Why Have A Roof Loft Conversion?

Why have a roof loft conversion?

There are many reasons why it may be a great time for your home to get a roof loft conversion. It can bring many benefits to you, your family and your home. Over the last few years, loft conversions have rapidly gained popularity in homes across the country. In the absence of a loft conversion, most homes have unused space which is being put to waste.

There are many factors which you must take into consideration when deciding whether or not to have a roof loft conversion. For example, you need to look at how much space you have, how and where windows will be fitted, what type of conversion you will have, and how you will gain access to your new loft. Recent changes in building regulation law means that many roof loft conversions do not need planning permission. Information on planning permission for loft conversions - click here .

The most common reasons for having a roof loft conversion:

  • You need more space for your family - As your kids get older they tend to want a little more of their own space. A converted loft is a great way to give them a little more privacy. Alternatively, you may have a new addition to the family, and need extra space for the other kids.
  • You need an office space - Your loft can be a perfect place to have an office, with ample room for a desk and everything else that you need.
  • You need somewhere a little quieter and more private - Many loft conversions have an added element of privacy and tranquillity, sometimes more than other parts of the house.
  • You want to build a mini gym - It's hard to have a gym in a room that has another function. For most people, it would be pretty impractical to have a gym in their dining room! A converted loft can be an excellent place to have a home gym.
  • You want to maximise the space in your house to maximise value
  • You don't have the room or money to spend on an extension. It's important to realise that loft conversions can be big jobs, but they are usually a relatively cheaper option than getting a traditional extension on the side or back of your house. Additionally, you may not have the room for a traditional extension.
  • An easier option than moving house, involving less hassle.

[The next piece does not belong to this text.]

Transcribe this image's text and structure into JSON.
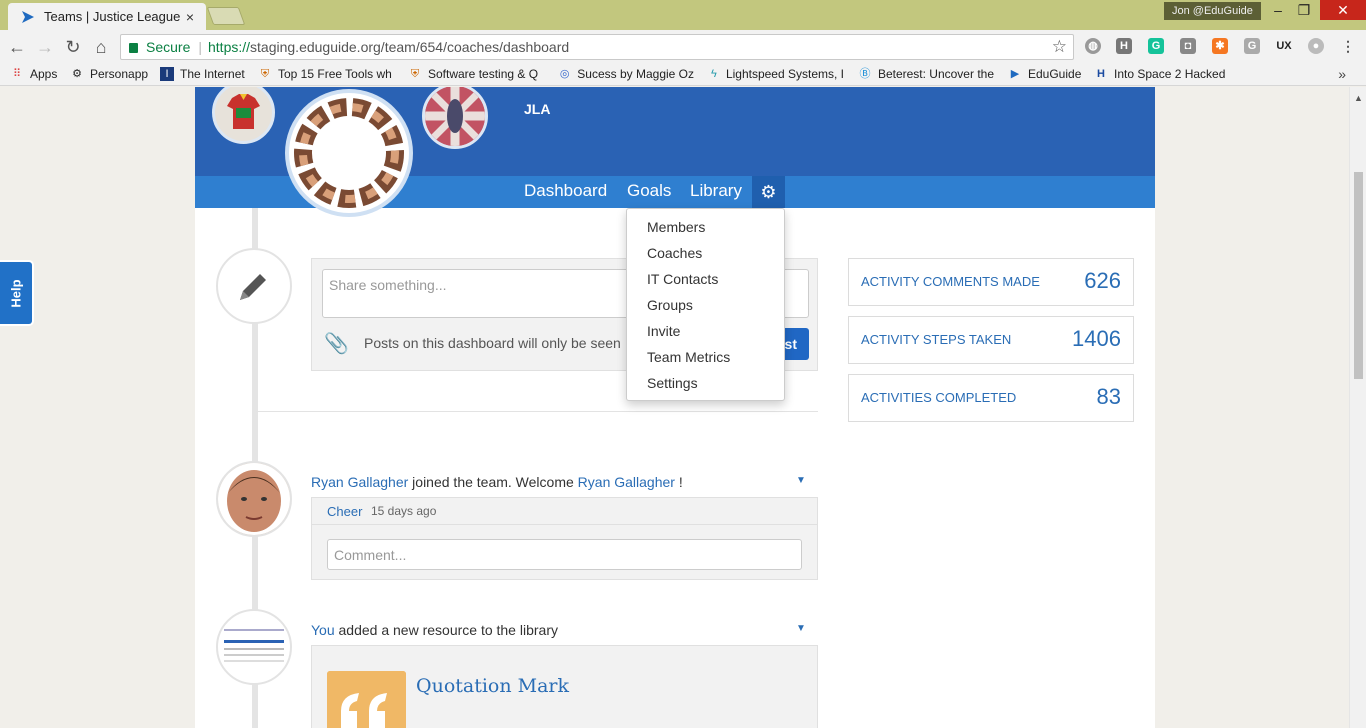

Types of loft conversion for your roof

There are actually several different types of loft conversion that you can have for your roof. However, there are a couple of options that are more popular. It is important to note that recent changes to building regulation law mean that most loft conversions no longer require Planning Permission. This is excellent news if you want to have a roof loft conversion on your home, because it will save you a great deal of time, money, and potential hassle. In certain circumstances, you will need to get planning permission for your loft conversion.

The options you have available for your roof loft conversion will be completely dependent on your individual requirements, your budget and the space that you have available. Most of these options will require plasterboard to be fitted, a floor to be made, electrical points to be installed and the room to be plastered.

Velux Loft Conversion

This type of loft conversion involves a relatively small amount of construction. Holes are cut in the roof so that Velux windows can be put in. No extra space is created, but these windows can be great for letting in light during the day.

Dormer Loft Conversion

Dormers can be put on the front, back or side of a house. An additional space is built-on to the roof to accommodate a dormer. The largest dormer windows are usually at the back of a house. Although they involve a reasonable amount of construction, they can add a large amount of space to some lofts.

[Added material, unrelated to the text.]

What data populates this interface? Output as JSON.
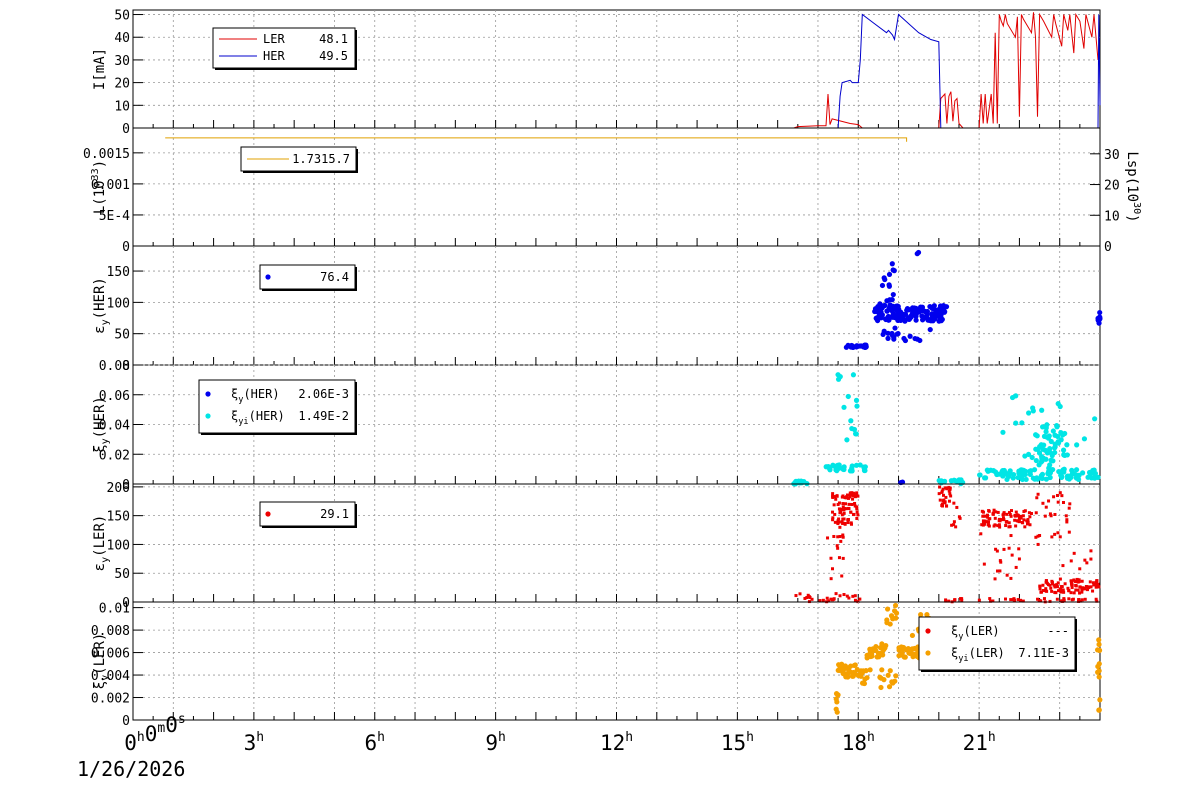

Hip to Gable Loft Conversion

A hip roof is a roof that slants not just at the front and back, but on all sides. This makes fitting a gable much more complex, but can create a large amount of space.

Truss Loft Conversion

A loft that is supported by a large amount of "W" shaped timber supporting it is known as a truss loft. This timber can take up most of the room in a truss loft. The conversion involves placing steel underneath the roof to support it, so that the wooden trusses can be removed to create a living space.

Mansard Loft Conversion

This type of loft conversion needs planning permission because the gable walls are usually raised. The existing roof is usually replaced with a steep roof and windows, usually at the front and/or back of a property. The windows are usually known as dormer windows because of the angle that they are fitted at. A mansard loft conversion can be an excellent way to maximise space in a loft.